KCL-BMEIS / KCL-DGX-cluster-documentation

6 stars 0 forks source link

setup cluster connection bypasses load-balancing #8

Closed mhubii closed 4 months ago

mhubii commented 4 months ago

instructions explain to connect to h1.isd.kcl.ac.uk, see e.g. https://github.com/KCL-BMEIS/KCL-DGX-cluster-documentation/tree/main/1-Setup-cluster-connection#connecting-for-the-first-time

this is not intended by Andrew, who load-balances connections. Users are supposed to connect to aicheadnode.isd.kcl.ac.uk.

@mikelitu, @david-stojanovski

mikelitu commented 4 months ago

This is only for the first connection. I think it is mandatory to connect to the h1 node to reset the password, but we can make this clearer if it is not in the current state. Any suggestion on how to rephrase?

david-stojanovski commented 4 months ago

Maybe adding in a warning like:?

[!NOTE] This is only for the first connection, afterwards use:

mhubii commented 4 months ago

haven't tried the tutorial, however, Andrew wishes users to connect randomly. This is why we should connect to aicheadnode.isd.kcl.ac.uk.

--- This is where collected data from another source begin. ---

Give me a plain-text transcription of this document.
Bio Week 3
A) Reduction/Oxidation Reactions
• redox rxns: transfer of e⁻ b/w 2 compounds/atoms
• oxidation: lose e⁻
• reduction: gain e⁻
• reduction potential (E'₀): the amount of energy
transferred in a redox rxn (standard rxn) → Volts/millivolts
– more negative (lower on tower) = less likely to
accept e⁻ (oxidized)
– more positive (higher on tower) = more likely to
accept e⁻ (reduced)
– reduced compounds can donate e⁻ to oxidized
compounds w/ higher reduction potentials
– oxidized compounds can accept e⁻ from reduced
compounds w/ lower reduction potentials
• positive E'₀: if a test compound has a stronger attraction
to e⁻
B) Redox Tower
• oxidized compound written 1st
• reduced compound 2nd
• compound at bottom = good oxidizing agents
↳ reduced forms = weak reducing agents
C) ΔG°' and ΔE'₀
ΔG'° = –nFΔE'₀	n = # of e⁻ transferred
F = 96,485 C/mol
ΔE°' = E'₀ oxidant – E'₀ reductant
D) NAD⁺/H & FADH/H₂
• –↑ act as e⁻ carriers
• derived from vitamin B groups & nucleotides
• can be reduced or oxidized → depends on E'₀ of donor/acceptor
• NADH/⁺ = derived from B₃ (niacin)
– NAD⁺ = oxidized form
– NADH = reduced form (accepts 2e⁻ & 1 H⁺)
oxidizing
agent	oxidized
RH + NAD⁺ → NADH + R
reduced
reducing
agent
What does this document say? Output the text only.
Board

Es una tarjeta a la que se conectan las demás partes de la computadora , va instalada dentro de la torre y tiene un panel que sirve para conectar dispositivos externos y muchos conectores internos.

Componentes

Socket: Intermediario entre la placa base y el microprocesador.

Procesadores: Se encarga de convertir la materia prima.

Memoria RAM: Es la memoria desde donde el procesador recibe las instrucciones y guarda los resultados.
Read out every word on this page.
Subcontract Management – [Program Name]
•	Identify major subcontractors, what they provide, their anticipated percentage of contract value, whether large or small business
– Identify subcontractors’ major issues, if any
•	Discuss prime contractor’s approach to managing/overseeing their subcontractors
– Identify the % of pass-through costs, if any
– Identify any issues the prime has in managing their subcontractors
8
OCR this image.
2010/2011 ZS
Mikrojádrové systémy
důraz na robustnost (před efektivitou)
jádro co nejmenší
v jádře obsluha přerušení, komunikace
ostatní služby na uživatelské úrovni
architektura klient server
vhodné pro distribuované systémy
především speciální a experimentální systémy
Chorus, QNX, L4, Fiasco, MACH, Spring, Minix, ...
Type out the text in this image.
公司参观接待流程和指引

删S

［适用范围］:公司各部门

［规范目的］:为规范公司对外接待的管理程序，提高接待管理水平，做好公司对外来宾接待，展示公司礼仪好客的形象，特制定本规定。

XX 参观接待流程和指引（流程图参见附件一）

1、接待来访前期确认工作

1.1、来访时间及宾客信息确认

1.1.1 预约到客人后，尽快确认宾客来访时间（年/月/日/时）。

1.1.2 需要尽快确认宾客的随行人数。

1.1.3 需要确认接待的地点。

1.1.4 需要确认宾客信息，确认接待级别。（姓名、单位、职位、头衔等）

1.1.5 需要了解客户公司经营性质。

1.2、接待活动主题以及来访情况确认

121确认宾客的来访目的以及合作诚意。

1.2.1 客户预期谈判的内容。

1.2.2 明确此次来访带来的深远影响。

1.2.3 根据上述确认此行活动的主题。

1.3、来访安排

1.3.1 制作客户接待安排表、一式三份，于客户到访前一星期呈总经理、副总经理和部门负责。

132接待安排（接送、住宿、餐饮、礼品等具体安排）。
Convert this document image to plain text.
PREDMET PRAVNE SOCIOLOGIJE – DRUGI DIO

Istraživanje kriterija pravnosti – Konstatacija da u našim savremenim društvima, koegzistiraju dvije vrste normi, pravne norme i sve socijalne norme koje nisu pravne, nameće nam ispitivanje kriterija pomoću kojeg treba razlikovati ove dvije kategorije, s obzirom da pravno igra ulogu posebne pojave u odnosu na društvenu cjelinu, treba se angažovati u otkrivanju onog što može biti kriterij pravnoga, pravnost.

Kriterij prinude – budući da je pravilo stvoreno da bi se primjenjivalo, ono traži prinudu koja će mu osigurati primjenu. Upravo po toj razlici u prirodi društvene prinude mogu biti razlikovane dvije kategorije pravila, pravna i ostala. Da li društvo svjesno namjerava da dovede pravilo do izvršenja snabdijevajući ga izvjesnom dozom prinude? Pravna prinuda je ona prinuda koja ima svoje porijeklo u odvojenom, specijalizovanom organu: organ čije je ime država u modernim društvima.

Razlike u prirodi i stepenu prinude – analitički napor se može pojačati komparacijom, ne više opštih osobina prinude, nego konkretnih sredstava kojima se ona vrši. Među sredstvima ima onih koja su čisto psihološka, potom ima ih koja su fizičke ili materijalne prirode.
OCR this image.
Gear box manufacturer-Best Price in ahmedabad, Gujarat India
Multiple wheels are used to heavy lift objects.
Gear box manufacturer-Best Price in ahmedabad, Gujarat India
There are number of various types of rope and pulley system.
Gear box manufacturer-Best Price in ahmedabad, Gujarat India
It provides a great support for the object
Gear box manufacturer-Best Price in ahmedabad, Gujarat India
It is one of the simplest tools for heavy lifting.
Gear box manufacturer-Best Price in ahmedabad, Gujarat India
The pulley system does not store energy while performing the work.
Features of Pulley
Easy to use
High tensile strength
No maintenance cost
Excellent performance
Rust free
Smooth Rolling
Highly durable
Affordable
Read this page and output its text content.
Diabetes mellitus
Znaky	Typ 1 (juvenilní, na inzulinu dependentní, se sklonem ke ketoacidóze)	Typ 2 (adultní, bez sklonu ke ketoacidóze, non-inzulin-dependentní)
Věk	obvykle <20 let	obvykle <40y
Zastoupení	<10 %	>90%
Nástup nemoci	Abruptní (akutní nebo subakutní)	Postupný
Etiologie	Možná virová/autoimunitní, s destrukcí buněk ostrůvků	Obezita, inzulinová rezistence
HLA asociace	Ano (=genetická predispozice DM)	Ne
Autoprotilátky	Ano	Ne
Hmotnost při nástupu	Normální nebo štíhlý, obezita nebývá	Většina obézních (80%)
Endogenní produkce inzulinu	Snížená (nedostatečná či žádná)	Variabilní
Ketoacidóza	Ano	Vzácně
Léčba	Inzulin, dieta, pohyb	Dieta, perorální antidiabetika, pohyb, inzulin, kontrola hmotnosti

If that is the outcome of the tutorial, then it is fine.

mikelitu commented 4 months ago

Great idea @david-stojanovski!

Thanks for pointing this out @mhubii.

mhubii commented 4 months ago

on another note, why is there not HostName anywhere in the configs: https://github.com/KCL-BMEIS/KCL-DGX-cluster-documentation/blob/580f51e995ce556116c6806ce2fccb55a4280f3f/1-Setup-cluster-connection/config#L1

Really not an expert, but how do we know where to connect to here? For me the configs look along the lines of:

# bouncer server
Host bouncer
    HostName bouncer.isd.kcl.ac.uk
    User mh19
    IdentityFile ~/.ssh/bouncer_key  

## headnode
Host headnode
    HostName aicheadnode.isd.kcl.ac.uk
    User mhuber
    IdentityFile ~/.ssh/headnode
    ProxyCommand ssh -q -W %h:%p bouncer

# headnode local
Host headnode_local
    HostName aicheadnode.isd.kcl.ac.uk
    User mhuber
    IdentityFile ~/.ssh/headnode
mikelitu commented 4 months ago

It is not necessary as we are on the school's network already either connecting via the BH network or the bouncer. But I will add it for consistency with the other examples.

mhubii commented 4 months ago

awesome, thanks both